Dennis A. Hunt Health Journalism Grants, USC Annenberg California Endowment Health Journalism Fellowships
Eligibility: Open to all journalist members of Center for Health Journalism Digital. Print, broadcast and new media journalists from anywhere in the United States are eligible to apply, as are all past fellows of the USC Annenberg/California Endowment Health Journalism Fellowships.
Included: Provides funding for proposed stories or multimedia projects that illuminate or expose critical community health or community health policy issues and acceptance to the National Health Journalism Fellowship program.
Deadline: May 2, 2011
From the Website: "Proposals can focus on a specific health topic or delve into a confluence of circumstances and conditions that impact health, including environment; social class; crime and violence; urban development; access to health resources or the lack thereof; school absenteeism; transportation or city planning, and and disparities in health.
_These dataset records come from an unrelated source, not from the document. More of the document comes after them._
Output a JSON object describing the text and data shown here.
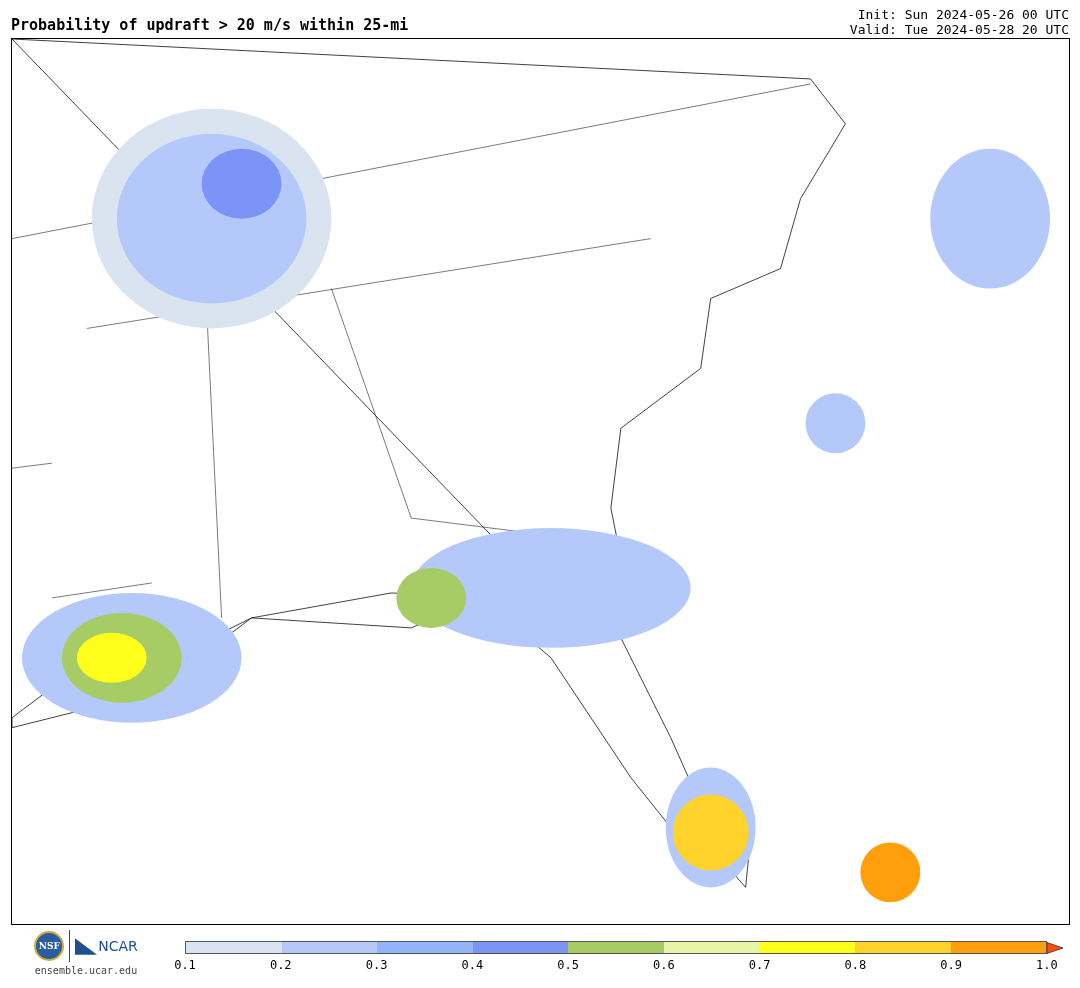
{
  "title": "Probability of updraft > 20 m/s within 25-mi",
  "init": "Init: Sun 2024-05-26 00 UTC",
  "valid": "Valid: Tue 2024-05-28 20 UTC",
  "footer": {
    "logo_nsf": "NSF",
    "logo_ncar": "NCAR",
    "site": "ensemble.ucar.edu"
  },
  "colorbar": {
    "bins": [
      {
        "color": "#d9e4f0"
      },
      {
        "color": "#b4c8fa"
      },
      {
        "color": "#94b4fa"
      },
      {
        "color": "#7b94f5"
      },
      {
        "color": "#a7cc66"
      },
      {
        "color": "#e8f5a8"
      },
      {
        "color": "#ffff1c"
      },
      {
        "color": "#ffd22c"
      },
      {
        "color": "#ff9f0c"
      }
    ],
    "extend": {
      "color": "#ff4a0a"
    },
    "ticks": [
      "0.1",
      "0.2",
      "0.3",
      "0.4",
      "0.5",
      "0.6",
      "0.7",
      "0.8",
      "0.9",
      "1.0"
    ]
  }
}
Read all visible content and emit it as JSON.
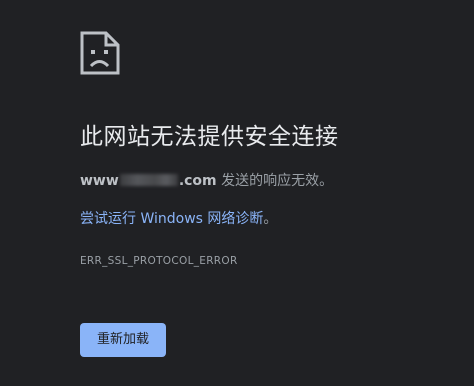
{
  "error_page": {
    "icon": "sad-page-icon",
    "title": "此网站无法提供安全连接",
    "host_prefix": "www",
    "host_suffix": ".com",
    "description_suffix": " 发送的响应无效。",
    "diagnostics_link": "尝试运行 Windows 网络诊断",
    "diagnostics_period": "。",
    "error_code": "ERR_SSL_PROTOCOL_ERROR",
    "reload_label": "重新加载"
  },
  "colors": {
    "background": "#202124",
    "title": "#e8eaed",
    "body_text": "#9aa0a6",
    "link": "#8ab4f8",
    "button_bg": "#8ab4f8",
    "button_text": "#202124"
  }
}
Topics that would NOT be eligible would include clinical trials, medical research, or the latest treatments for a disease or any project involving a population outside of the United States."

Australian-American Health Policy Fellowship, The Commonwealth Fund
Eligibility: Mid-career health services researchers or practitioners who are U.S. citizens and have completed a master's degree or doctorate (or the equivalent thereof) in health services research, health administration, health policy, or a related discipline. Applicants should demonstrate expertise in health policy issues and track record of informing health policy through research, policy analysis, health services, or clinical leadership.
Deadline: August 15, 2011
From the Website: "This program offers a unique opportunity for outstanding, mid-career U.S. professionals-academics, government officials, clinical leaders, decision makers in managed care and other private health care organizations, and journalists-to spend up to 10 months in Australia conducting research and working with Australian health policy experts on issues relevant to both countries."

California Health Journalism Fellowship, USC Annenberg California Endowment Health Journalism Fellowships
Eligibility: Open to professional journalists from print, broadcast, and online media in California, including freelancers. Applicants need not be full time health reporters, but they need to have a passion for health news (broadly defined).
Included: All-expenses paid seminars in Los Angeles, mentoring for completion of reporting project
Deadline: Aug. 26, 2011
From the Website: "During the Fellowship sessions, Fellows get plenty of time to discuss with experts, and with each other, strategies for covering health news with authority and sophistication. Between the two sessions and for three months after the second session, Fellows confer by phone and e-mail with veteran journalists who guide them through work on major Fellowship projects."

Educational Opportunities

Rural Health Journalism Workshop 2011, Association of Health Care Journalists
Eligibility: AHCJ members (apply via website)
Program: The workshop will take place June 3, 2011 and includes breakfast and lunch.
From the Website:"Even if your newsroom is in a bustling city, there are untold rural health stories down the road. So join us in St. Louis for this special one-day, no-fee workshop to help you find and cover health stories in rural America."